A la vez diminuto y enorme: ¿qué es este sentimiento que llamamos “sublime”?

Esa sensación de ser a la vez ridículamente pequeño en el gran esquema y un poderoso centro de conocimiento: eso es lo sublime

¿Has sentido alguna vez asombro y euforia al contemplar una vista de montañas escarpadas y cubiertas de nieve? ¿O te has sentido fascinado pero también un poco inquieto al contemplar una atronadora catarata como la del Niágara? ¿O te has sentido existencialmente insignificante pero extrañamente exaltado al contemplar el claro cielo nocturno estrellado? Si es así, entonces has tenido una experiencia de lo que los filósofos desde mediados del siglo XVIII hasta la actualidad llaman lo sublime. Se trata de una experiencia estética sobre la que suelen teorizar los filósofos occidentales modernos y, más recientemente, los psicólogos experimentales y neurocientíficos del campo de la neuroestética.

Las respuestas a lo sublime son desconcertantes. Mientras que en el siglo XVIII se consideraba “lo bello” como una experiencia totalmente placentera de objetos típicamente delicados, armoniosos, equilibrados, suaves y pulidos, lo sublime se entendía en gran medida como su opuesto: una mezcla de dolor y placer, experimentada en presencia de entornos o fenómenos naturales típicamente vastos, sin forma, amenazadores y abrumadores. Así, el filósofo Edmund Burke en 1756 describe el placer sublime en términos oximorónicos como un “horror delicioso” y una “especie de tranquilidad teñida de terror”. Immanuel Kant, en 1790, lo describe como un placer “negativo” más que “positivo”, en el que “la mente no sólo es atraída por el objeto, sino que también es siempre recíprocamente repelida por él”. Se convirtió en un problema explicar por qué lo sublime se experimentaba en general con afecto positivo y se valoraba tanto, dado que se consideraba que también implicaba un elemento de dolor.

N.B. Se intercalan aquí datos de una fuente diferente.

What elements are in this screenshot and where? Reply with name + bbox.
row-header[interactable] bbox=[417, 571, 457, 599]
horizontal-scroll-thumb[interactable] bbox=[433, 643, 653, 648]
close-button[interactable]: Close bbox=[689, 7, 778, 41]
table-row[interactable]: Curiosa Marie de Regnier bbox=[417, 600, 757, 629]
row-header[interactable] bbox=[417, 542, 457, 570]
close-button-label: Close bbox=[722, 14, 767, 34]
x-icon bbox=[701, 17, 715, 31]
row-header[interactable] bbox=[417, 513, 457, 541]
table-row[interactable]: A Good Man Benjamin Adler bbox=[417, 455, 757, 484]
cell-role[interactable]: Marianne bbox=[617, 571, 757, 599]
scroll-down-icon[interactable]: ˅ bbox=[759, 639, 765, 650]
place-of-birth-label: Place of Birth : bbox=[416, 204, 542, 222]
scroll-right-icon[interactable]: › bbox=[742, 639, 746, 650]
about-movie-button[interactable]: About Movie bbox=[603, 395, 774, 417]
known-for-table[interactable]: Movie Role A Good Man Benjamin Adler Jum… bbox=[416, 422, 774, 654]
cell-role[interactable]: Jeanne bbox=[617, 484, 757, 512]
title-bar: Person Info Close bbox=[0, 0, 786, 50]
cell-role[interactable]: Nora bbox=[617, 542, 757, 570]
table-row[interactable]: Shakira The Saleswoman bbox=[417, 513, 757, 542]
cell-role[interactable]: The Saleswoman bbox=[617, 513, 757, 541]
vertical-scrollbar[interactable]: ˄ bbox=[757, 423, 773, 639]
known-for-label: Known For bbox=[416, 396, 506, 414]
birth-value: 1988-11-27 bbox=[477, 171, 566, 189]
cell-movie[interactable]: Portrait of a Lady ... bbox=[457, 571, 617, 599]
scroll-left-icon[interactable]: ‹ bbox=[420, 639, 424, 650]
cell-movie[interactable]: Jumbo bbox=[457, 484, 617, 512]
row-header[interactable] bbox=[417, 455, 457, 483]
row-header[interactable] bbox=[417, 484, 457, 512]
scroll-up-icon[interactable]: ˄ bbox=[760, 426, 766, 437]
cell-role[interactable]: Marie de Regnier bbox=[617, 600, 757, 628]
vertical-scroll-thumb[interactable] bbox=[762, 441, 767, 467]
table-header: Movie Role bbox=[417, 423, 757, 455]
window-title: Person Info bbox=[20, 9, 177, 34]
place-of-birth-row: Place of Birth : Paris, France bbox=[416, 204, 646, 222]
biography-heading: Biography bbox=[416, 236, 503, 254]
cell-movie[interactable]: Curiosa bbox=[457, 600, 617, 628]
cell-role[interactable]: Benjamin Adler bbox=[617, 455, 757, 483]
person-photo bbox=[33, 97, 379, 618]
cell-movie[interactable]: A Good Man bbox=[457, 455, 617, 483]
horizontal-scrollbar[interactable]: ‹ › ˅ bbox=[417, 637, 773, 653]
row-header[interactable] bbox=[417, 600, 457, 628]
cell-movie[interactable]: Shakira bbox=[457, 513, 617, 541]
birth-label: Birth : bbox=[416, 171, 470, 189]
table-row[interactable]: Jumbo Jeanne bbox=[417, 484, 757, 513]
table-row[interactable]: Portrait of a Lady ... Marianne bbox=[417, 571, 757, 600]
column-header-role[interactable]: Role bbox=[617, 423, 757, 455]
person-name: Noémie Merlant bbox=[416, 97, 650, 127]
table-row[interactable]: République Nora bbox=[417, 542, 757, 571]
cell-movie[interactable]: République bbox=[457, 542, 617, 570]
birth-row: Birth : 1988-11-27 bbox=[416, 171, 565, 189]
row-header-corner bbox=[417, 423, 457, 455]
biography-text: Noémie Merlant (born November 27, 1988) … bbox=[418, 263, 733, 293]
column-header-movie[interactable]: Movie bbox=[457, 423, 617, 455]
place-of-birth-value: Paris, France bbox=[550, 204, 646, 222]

La opinión de que la experiencia de lo sublime es en realidad más profunda y satisfactoria que la de lo bello ahonda la sensación de paradoja. Algunos creen que estas experiencias estéticas sublimes constituyen experiencias religiosas o espirituales de Dios o de una realidad “numinosa”.

Existen dos tipos de respuesta a lo sublime: lo que yo llamo lo sublime “fino” y lo sublime “grueso”. El relato fisiológico de Burke entiende lo sublime como una excitación afectiva inmediata, que no es una respuesta estética altamente intelectual. Esto es lo “sublime delgado”. Kant y Arthur Schopenhauer, por su parte, ofrecen relatos trascendentales -es decir, relatos que implican facultades cognitivas putativamente universales- y entienden lo sublime como una respuesta emocional en la que la reflexión intelectual sobre las ideas, especialmente las ideas sobre el lugar del ser humano en la naturaleza, desempeñan un papel importante. Esto es lo sublime.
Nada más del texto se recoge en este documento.